Yes, we are allowing “fake news” a legitimacy it doesn't deserve. Of course, we are all quite confident in our own ability to discern fake news from the real stuff. After all, we can recognize an ad when we see one, right? And a completely phony headline or story from the real thing.
According to The Wall Street Journal analysis of a study done by Stanford University, 82% of middle-school students couldn’t distinguish between a native ad and a real news story. Four out of 5 couldn't identify the difference.
The WSJ's conclusion:
“Overall, young people’s ability to reason about the information on the Internet can be summed up in one word: bleak.”

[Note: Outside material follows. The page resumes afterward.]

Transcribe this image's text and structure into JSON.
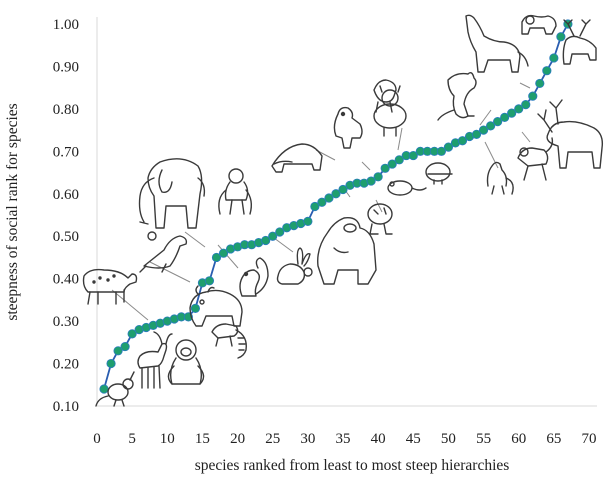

This study was conducted across middle school, high school and college students over an 18-month period from January 2105 to June 2016.
The study covered:
- native advertising and the ability to identify an item as an ad or non-ad
- the ability to determine if a photo on a photo sharing website provides strong evidence and
- the ability to consider the source of a tweet and the usefulness of that tweet
And it gets even scarier. “ . . . only nine percent of high school students in an Advanced Placement history course were able to see through MinimumWage.com’s language to determine that it was a front group for a D.C. lobbyist . . .” And “among college students the results were actually worse: ninety-three percent of students were snared.”
Our perspective: We have to do better than this. It’s not an option, and it’s up to us. Here's what I think we can -- and should, and must -- do:
- Talk to our children about “native advertising” and “fake news” and “paid advertising.” Show and tell them the difference.
- Talk to each other. A quick glance at Twitter or a Snapchat post or a website we’ve never visited before can so easily give anyone false information or the wrong impression.
- Use our native intelligence and natural inquisitiveness. If an item just sounds crazy, review the source. Look at other channels that might cover the same topic. Be SKEPTICAL.
Support and use the sources that report the real stuff.
We all have our favorite BRANDED sources for international, national and regional news and information. Hopefully, there's a few local sources you have bookmarked, are following on Twitter or are in your Flipboard page. There is much solid work being done by local radio, TV and newspaper journalists and bloggers. Support and recommend them. Look for curated sites.
We need sources we can trust for our news and information. We're all entitled to our own opinions, but not our own facts.